On October 8, 1954 the deputy entered an order rejecting the employee’s claim and dismissing the proceedings. On October 13 the claimant filed an application for review by the full commission. Thereafter, on October 22,, within 20 days after the date copies of the order were mailed to the parties and before the same had become final, the deputy, upon representations that new and vital evidence not theretofore available to claimant had been disclosed, entered an order setting aside his order of dismissal and continuing the cause for the purpose of receiving further testimony.

By letter filed October 15 claimant in the meantime had filed notice of withdrawal of his application for review. On November 9 we entered an order dismissing the application.

After further hearings on December 16, 1954 and January 28, 1955 the deputy entered the order here reviewed awarding compensation, remedial attention and an attorney’s fee. The employer’s application for review states several grounds, including the contentions that the deputy lacked jurisdiction to enter his order of January 31, 1955 because his order of October 8, 1954 had become final and was res judicata, and that the jurisdictional facts and findings necessary to support the order were not in the evidence before the deputy and were not found by him.
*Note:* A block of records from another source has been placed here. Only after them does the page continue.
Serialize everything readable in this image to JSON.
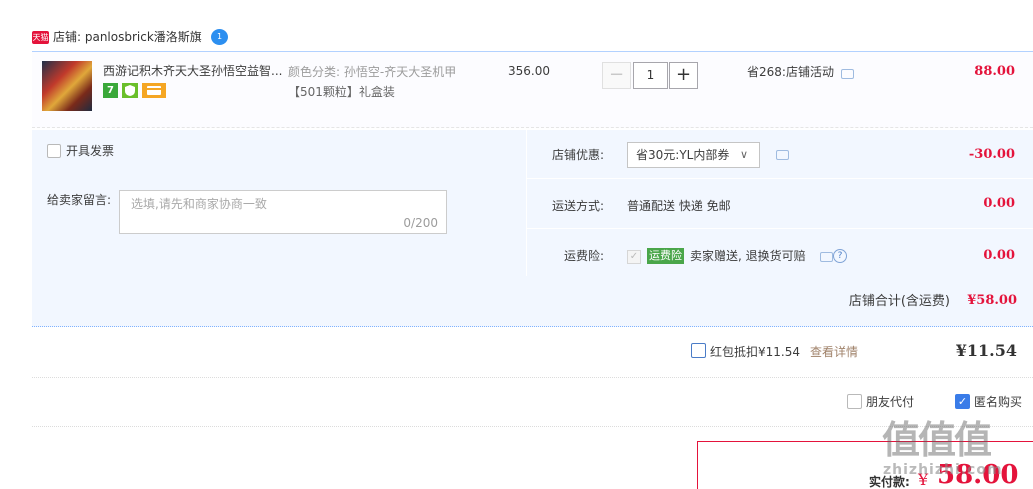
{
  "shop": {
    "badge": "天猫",
    "label": "店铺: panlosbrick潘洛斯旗",
    "wangwang_glyph": "1"
  },
  "item": {
    "title": "西游记积木齐天大圣孙悟空益智...",
    "badges": [
      "7",
      "",
      ""
    ],
    "sku_line1": "颜色分类: 孙悟空-齐天大圣机甲",
    "sku_line2": "【501颗粒】礼盒装",
    "price": "356.00",
    "quantity": "1",
    "qty_minus": "−",
    "qty_plus": "+",
    "promo": "省268:店铺活动",
    "total": "88.00"
  },
  "options": {
    "invoice_label": "开具发票",
    "message_label": "给卖家留言:",
    "message_placeholder": "选填,请先和商家协商一致",
    "message_count": "0/200",
    "shop_discount_label": "店铺优惠:",
    "coupon_selected": "省30元:YL内部券",
    "coupon_arrow": "∨",
    "discount_value": "-30.00",
    "shipping_label": "运送方式:",
    "shipping_text": "普通配送 快递 免邮",
    "shipping_value": "0.00",
    "insurance_label": "运费险:",
    "insurance_check": "✓",
    "insurance_tag": "运费险",
    "insurance_text": "卖家赠送, 退换货可赔",
    "help_glyph": "?",
    "insurance_value": "0.00"
  },
  "shop_total": {
    "label": "店铺合计(含运费)",
    "value": "¥58.00"
  },
  "red_packet": {
    "label": "红包抵扣¥11.54",
    "link": "查看详情",
    "value": "¥11.54"
  },
  "payment_options": {
    "friend_pay": "朋友代付",
    "anonymous": "匿名购买",
    "anonymous_check": "✓"
  },
  "pay": {
    "label": "实付款:",
    "currency": "¥",
    "value": "58.00"
  },
  "watermark": {
    "glyphs": "值值值",
    "text": "zhizhizhi.com"
  },
  "icons": {
    "tmall": "tmall-icon",
    "wangwang": "wangwang-chat-icon",
    "chat": "chat-bubble-icon",
    "help": "help-icon",
    "dropdown": "chevron-down-icon",
    "checkbox": "checkbox-icon"
  },
  "colors": {
    "accent_red": "#e4133b",
    "panel_blue": "#f2f7ff",
    "link_brown": "#a0826a",
    "insurance_green": "#4aa64a",
    "check_blue": "#3a7ce8"
  }
}
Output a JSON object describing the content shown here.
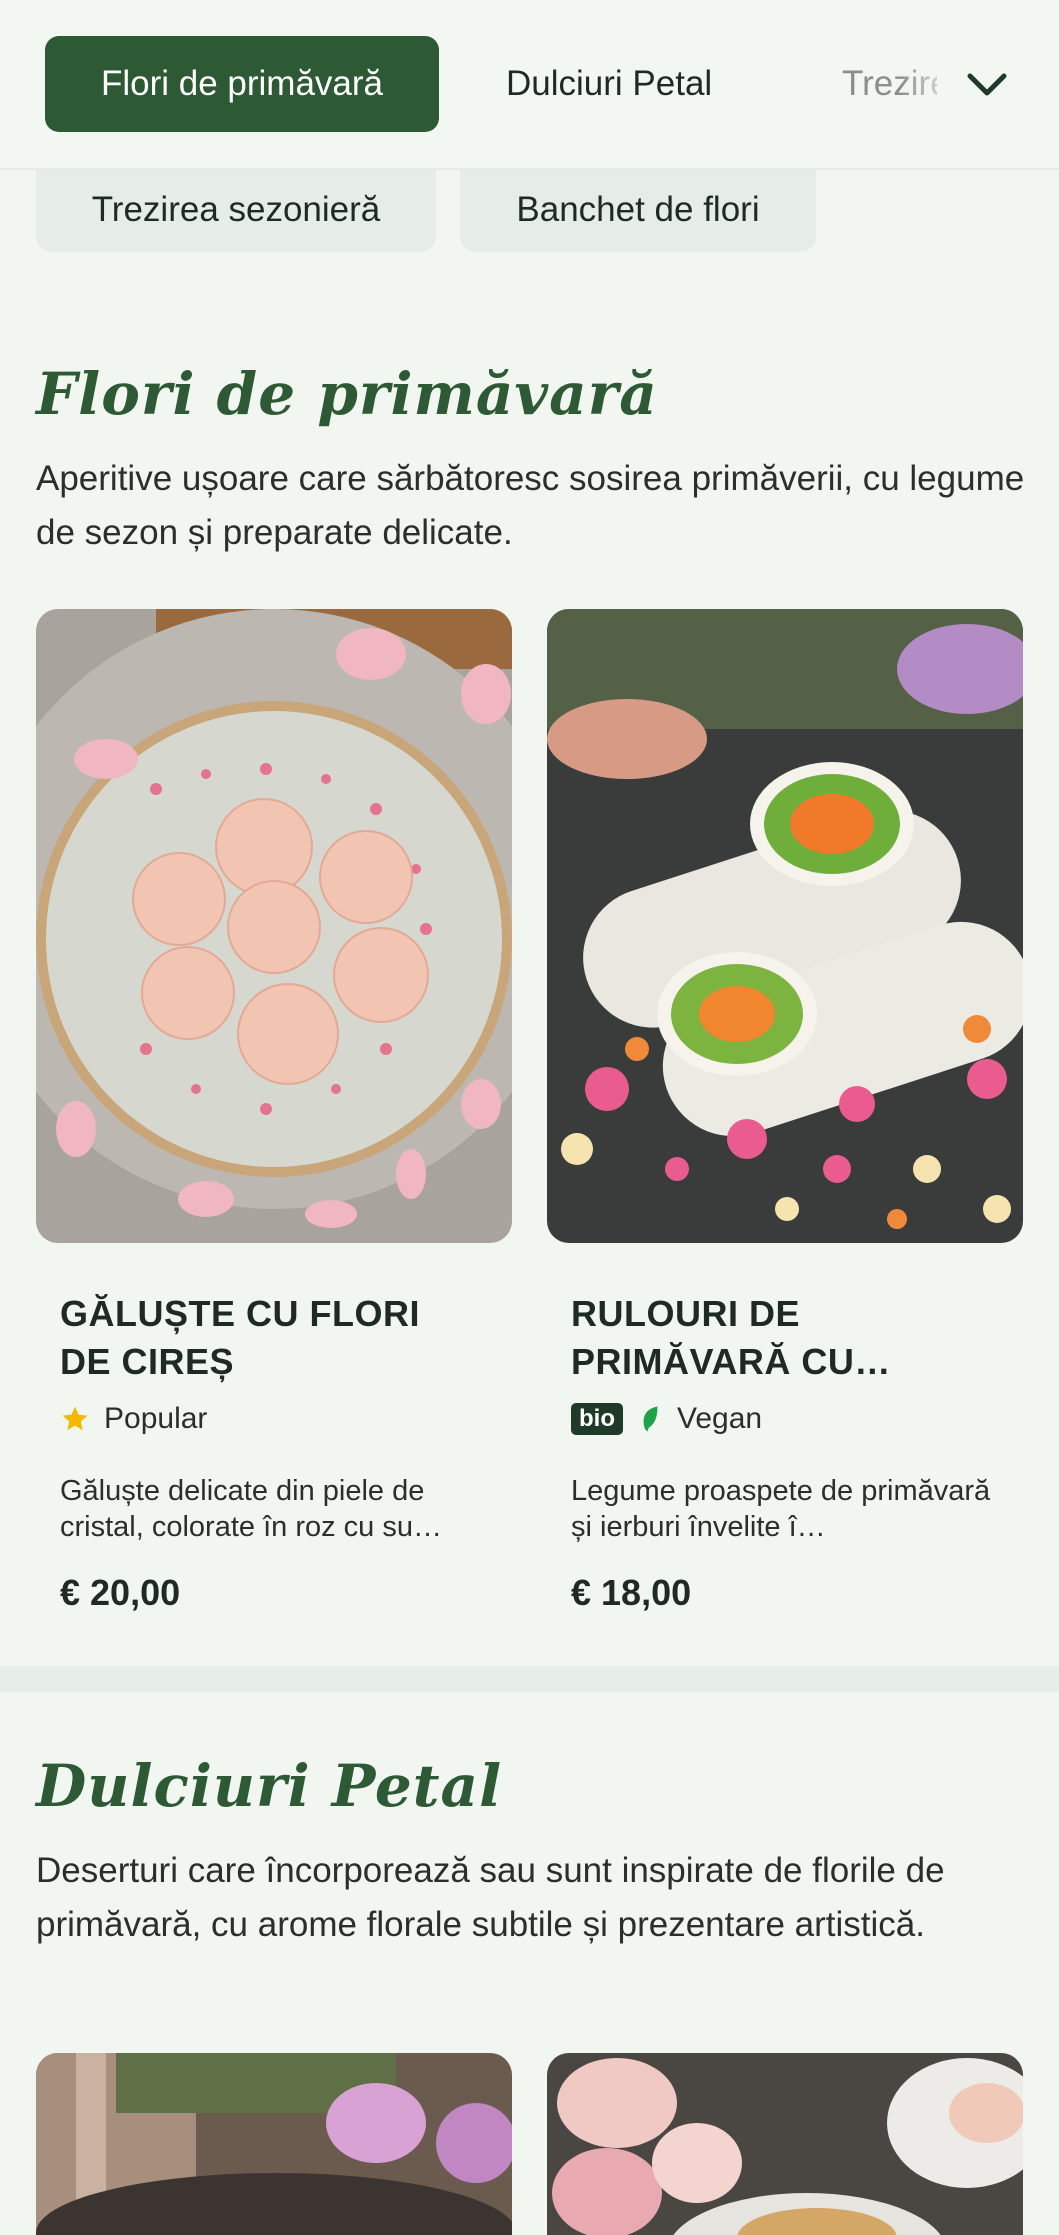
{
  "tabs": [
    {
      "label": "Flori de primăvară",
      "active": true
    },
    {
      "label": "Dulciuri Petal",
      "active": false
    },
    {
      "label": "Trezirea sezonieră",
      "active": false
    }
  ],
  "chips": [
    "Trezirea sezonieră",
    "Banchet de flori"
  ],
  "sections": [
    {
      "title": "Flori de primăvară",
      "description": "Aperitive ușoare care sărbătoresc sosirea primăverii, cu legume de sezon și preparate delicate.",
      "items": [
        {
          "title": "GĂLUȘTE CU FLORI DE CIREȘ",
          "tag": "Popular",
          "tag_icon": "star-icon",
          "description": "Găluște delicate din piele de cristal, colorate în roz cu su…",
          "price": "€ 20,00"
        },
        {
          "title": "RULOURI DE PRIMĂVARĂ CU…",
          "badge": "bio",
          "tag": "Vegan",
          "tag_icon": "leaf-icon",
          "description": "Legume proaspete de primăvară și ierburi învelite î…",
          "price": "€ 18,00"
        }
      ]
    },
    {
      "title": "Dulciuri Petal",
      "description": "Deserturi care încorporează sau sunt inspirate de florile de primăvară, cu arome florale subtile și prezentare artistică."
    }
  ],
  "colors": {
    "accent": "#2d5a35",
    "background": "#f2f6f1",
    "star": "#f5b800",
    "leaf": "#1fa24a"
  }
}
“The general rule is that the trial court cannot open, vacate or set aside the order appealed from after the expiration of the term at which such order was rendered. Similarly, the trial court cannot vacate its allowance of an appeal except at the term at which the judgment, order, or decree appealed from was entered.” 3 Am. Jur. 193, sec. 529, citing Goddard v. Ordway, 101 U. S. 745, 25 L. ed. 1040; Keyser v. Farr, 105 U. S. 265, 26 L. ed. 1028; Re Roberts, 15 Wall 384, 21 L. ed. 131; Cherokee Nation v. Whitmire, 223 U. S. 108, 56 L. ed. 370, 32 S. Ct. 200. “Only a valid and final judgment can be res judicata.....Similarly, the doctrine of res judicata is not applicable to an administrative decision which is not final and enforceable.” 42 Am., Jur. 524, sec. 163, and cases cited. “It is a general rule that courts of record or of general jurisdiction pos*160sess the inherent power of controlling their own judgments and' of opening, modifying, or vacating such judgments during the terms at which they are rendered.” 31 Am. Jur. 272, sec. 727, and 310, sec. 779. “Accordingly, the doctrine may not properly be applied to restrict the power of an administrative tribunal to reconsider or modify its own determinations . . . .” 42 Am. Jur. 540, sec. 176.

It is provided in section 440.25(4), Florida Statutes 1953 — “The compensation order rendered by the deputy commissioner shall become final twenty days after the date copies of same are mailed to the parties .... unless within said time any interested party shall make and file with the commission at Tallahassee an application for a review thereof by the full commission.” The order entered and mailed by the deputy on, October 8, 1954 had not become final when he set it aside on October 22, 1954. His authority to do so was at least equivalent to that of a court to vacate a judgment during the term at which it is rendered. The general rule that a duly perfected appeal divests the trial court of further jurisdiction is not applicable in the instant case because the claimant, before the order of dismissal had become final, filed notice of withdrawal of his application for review. Because this notice of withdrawal was filed prior to the entry of the order of October 22, 1954, it cannot be deemed that “a duly perfected appeal” was in effect at-the time the deputy entered that order. 3 Am. Jur. 143, sec. 422; 321-323, secs. 747, 748. L.R.A. 1917A 113. The claimant in a quasi-judicial proceeding of this nature should not be prejudiced by the fact that his notice of withdrawal could not be formally acted upon by the full commission until our next meeting thereafter, which was held on November 9, 1954. 42 Am. Jur. 535, sec. 174, et seq. The deputy had jurisdiction to enter the order setting aside his previous dismissal of the claim.

Having considered this cause upon the record and the arguments of the parties, and it appearing that the deputy’s findings of fact are supported by competent substantial evidence, which accords with logic and reason, and that the order accords with the essential requirements of the law, on authority of U. S. Casualty Co. v. Maryland Casualty Co. (Fla.), 55 So. 2d 74, the deputy’s compensation order dated January 31, 1955 is affirmed. The employer is ordered to pay claimant’s attorneys, Bernard Hutner and Harry Zuckerman, $325 as a reasonable attorneys’ fee for their services in this cause before the full commission.